Mormoreto Toscana IGT 2011: This wine was crafted from 64% Cabernet Sauvignon, 26% Cabernet Franc, 5% Petite Verdot, 5% Merlot from grapes cultivated from the Moremoreto vineyard in Perlago, averaging fifteen years of age. It poured a deep ruby with violet highlights into the glass; juicy dark fruit aromas of black cherry, black berries, plums and cranberries erupt from the glass, closely followed by savory herbal and spice notes, eucalyptus, tobacco and toasted cedar notes; a firm spice of acidity with penetrating tannins create a full body wine of dazzling pedigree and sophistication; full body, long and pleasing finish begs for another sip. This wine represented a modern interpretation of Tuscan soil. Niccolo referred to this wine as a “French tourist in Tuscany.” It embraced the ideals of Italian fashion, cuisine and history. 14.5% alcohol; SRP $79.

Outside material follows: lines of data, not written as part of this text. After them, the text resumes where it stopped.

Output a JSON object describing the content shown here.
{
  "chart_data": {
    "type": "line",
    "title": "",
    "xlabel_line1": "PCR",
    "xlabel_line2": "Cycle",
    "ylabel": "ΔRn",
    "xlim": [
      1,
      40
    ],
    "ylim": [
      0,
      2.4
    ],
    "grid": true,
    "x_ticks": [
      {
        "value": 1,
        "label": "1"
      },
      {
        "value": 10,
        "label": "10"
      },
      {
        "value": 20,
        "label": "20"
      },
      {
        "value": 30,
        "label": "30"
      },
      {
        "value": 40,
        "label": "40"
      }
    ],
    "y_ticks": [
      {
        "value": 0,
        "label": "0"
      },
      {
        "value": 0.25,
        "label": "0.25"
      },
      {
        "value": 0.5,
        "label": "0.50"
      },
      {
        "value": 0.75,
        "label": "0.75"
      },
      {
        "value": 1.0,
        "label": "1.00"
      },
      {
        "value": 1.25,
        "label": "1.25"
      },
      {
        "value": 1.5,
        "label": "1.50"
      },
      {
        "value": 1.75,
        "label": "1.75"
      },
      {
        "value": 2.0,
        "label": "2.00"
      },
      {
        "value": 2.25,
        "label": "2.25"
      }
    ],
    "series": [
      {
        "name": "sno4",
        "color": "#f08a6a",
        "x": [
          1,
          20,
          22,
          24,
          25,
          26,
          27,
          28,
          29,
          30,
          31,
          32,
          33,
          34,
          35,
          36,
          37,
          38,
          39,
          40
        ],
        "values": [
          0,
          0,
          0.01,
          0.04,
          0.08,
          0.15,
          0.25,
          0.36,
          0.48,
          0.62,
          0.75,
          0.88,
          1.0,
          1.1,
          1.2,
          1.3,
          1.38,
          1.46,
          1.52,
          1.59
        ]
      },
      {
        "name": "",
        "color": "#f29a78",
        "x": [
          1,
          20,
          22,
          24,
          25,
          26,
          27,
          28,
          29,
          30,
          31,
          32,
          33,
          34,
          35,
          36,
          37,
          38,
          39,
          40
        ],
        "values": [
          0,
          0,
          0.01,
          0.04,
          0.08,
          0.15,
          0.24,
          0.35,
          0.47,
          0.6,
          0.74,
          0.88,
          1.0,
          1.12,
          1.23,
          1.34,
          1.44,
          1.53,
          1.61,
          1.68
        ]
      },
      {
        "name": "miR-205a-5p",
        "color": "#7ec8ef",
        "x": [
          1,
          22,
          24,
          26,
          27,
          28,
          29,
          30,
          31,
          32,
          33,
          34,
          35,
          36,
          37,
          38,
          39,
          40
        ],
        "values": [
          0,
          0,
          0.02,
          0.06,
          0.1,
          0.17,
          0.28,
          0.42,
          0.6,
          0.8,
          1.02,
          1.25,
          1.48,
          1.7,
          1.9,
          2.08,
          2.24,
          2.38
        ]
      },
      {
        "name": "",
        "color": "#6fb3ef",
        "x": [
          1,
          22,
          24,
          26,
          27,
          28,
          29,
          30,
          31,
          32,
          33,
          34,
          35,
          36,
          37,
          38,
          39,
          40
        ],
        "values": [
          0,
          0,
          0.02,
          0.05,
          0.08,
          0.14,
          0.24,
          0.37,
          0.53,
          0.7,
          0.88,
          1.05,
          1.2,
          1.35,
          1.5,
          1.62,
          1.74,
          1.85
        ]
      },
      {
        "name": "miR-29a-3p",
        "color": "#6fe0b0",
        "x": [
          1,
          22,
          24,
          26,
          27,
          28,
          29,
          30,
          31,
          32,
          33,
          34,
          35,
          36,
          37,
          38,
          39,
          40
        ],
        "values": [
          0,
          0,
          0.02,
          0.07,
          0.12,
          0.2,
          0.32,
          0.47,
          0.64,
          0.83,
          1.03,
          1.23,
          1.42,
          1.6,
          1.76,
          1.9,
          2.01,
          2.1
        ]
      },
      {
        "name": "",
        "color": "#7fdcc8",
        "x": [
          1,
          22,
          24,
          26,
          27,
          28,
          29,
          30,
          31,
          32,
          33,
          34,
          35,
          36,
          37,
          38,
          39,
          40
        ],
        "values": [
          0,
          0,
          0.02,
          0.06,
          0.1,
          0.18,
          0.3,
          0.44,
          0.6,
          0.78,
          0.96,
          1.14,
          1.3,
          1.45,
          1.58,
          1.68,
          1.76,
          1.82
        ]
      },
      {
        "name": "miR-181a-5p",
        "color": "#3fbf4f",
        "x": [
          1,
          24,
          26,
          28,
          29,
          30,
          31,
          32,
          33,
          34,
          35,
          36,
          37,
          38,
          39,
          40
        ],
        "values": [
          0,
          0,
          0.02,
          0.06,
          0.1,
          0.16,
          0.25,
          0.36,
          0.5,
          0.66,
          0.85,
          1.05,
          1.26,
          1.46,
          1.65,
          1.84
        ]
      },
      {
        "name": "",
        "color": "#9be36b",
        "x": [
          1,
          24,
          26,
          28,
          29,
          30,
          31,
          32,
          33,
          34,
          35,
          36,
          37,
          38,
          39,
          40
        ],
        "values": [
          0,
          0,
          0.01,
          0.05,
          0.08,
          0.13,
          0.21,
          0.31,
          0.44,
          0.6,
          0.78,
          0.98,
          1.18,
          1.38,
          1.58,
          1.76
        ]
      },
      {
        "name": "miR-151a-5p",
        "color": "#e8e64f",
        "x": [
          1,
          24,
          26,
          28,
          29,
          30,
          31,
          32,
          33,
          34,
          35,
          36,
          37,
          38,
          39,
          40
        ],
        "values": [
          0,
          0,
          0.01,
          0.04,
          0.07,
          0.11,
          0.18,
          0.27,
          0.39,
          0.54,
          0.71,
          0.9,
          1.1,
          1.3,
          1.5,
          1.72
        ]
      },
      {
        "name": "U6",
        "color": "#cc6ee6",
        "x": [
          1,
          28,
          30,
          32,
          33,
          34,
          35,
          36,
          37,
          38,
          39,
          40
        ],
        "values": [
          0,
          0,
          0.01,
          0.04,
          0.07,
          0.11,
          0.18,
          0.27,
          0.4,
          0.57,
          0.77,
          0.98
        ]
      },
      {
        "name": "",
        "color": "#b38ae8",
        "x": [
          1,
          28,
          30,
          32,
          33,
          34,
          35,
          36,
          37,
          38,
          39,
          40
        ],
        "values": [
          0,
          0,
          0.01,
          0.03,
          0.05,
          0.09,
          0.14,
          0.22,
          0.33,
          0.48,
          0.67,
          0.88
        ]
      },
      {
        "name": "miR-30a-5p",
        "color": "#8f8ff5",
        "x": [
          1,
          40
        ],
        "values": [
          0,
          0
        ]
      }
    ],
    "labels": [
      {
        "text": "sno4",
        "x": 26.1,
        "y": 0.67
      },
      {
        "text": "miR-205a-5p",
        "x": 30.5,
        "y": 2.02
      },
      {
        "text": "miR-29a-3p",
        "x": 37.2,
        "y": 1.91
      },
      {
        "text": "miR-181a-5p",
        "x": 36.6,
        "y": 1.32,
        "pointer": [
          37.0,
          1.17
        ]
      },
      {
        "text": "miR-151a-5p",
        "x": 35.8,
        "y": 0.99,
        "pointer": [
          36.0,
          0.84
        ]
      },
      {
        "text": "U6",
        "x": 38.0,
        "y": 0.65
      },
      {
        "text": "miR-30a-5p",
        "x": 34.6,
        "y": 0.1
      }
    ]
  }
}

Giramonte Toscana IGT 2011: This wine was crafted from Merlot and Sangiovese from grapes cultivated from the Tenuta di Castiglioni in Comune di Montespertoli, from vines planted in 1993. This wine poured a rich ruby into the glass; complex nose of black cherries, black berries and black raspberries are met with ground coffee beans, dark chocolate, thyme, fresh damp tobacco leaves and a touch of pepper, if velvet had a smell this would be it; velvety texture follows through on palate with sophisticated richness that is balanced by round acidity and persistent tannins that will integrate beautifully over time; it was graceful and perfectly proportioned in a full body wine with a long and lovely finish; Niccolo said this wine is “like a Michelangelo, needs to get out of the bottle to decide who it is going to be.” 14.5% alcohol; SRP $150.

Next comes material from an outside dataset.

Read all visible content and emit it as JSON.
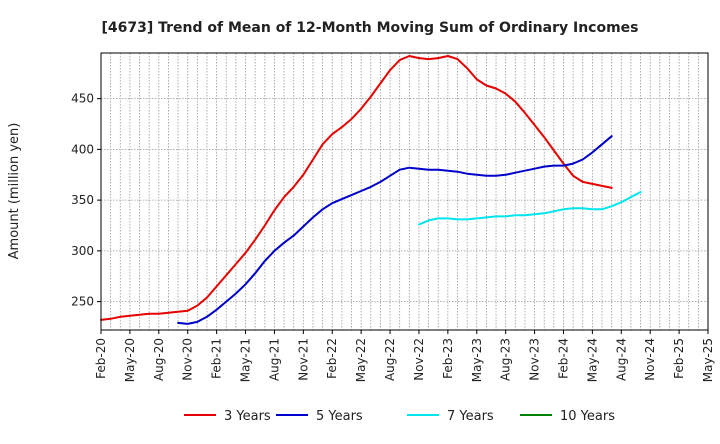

Ripe Al Convento Di Castelgiocondo Brunello Di Montalcino DOCG 2009 Riserva: This wine was crafted of 100% Sangiovese from grapes cultivated from the Tenuta di Castelgiocondo vineyard in Montalcino, averaging seventeen years of age. It poured a light garnet into the glass with fruit driven aromas of black cherries, plums, and currants accompanied by licorice, dark chocolate, espresso beans, savory herbal notes and fresh tobacco leaves; it was delicate yet powerful with an imposing structure that was rich and bold, round acidity that was elegantly balanced with well integrated tannins for a full body, long finish; 15% alcohol.
Frescobaldi has identified these wines sourced from specific vineyards as being among their cru status wines. Each wine represents the terroir of the vineyards in a way that is unique and of the highest quality. It was a wonderful wine tasting. Niccolo provided great insight to the vineyards as well as the wine making process. Frescobaldi epitomizes the Italian Art of Living. You will be most pleased to add any and all of these Frescobaldi cru wines to your portfolio.
My Song Selection: The Frescobaldi family has been historically significant in Italy for centuries. Dino Frescobaldi was a friend of Dante Alighieri. He recovered and returned Dante’s first cantos of Divine Comedy to Dante upon his exile from Florence. Gerolamo Frescobaldi was an early composer of Baroque music and is still recognized as one of most influential representative and created works of great notoriety that are still performed today. Here is one such work of Gerolamo performed and recorded live at the Holy Ghost Church Nitra.
Get your own bottles of Marchesi di Frescobaldi cru wines and let me know what song you pair with them. Cheers!
2 responses to “Can Italian #Wine Be Cru?”
Any wine with a Michelangelo reference is a wine I need to try! I have always enjoyed the history of this family. Thank you for such an enjoyable article.
They were truly stellar wines! Cheers!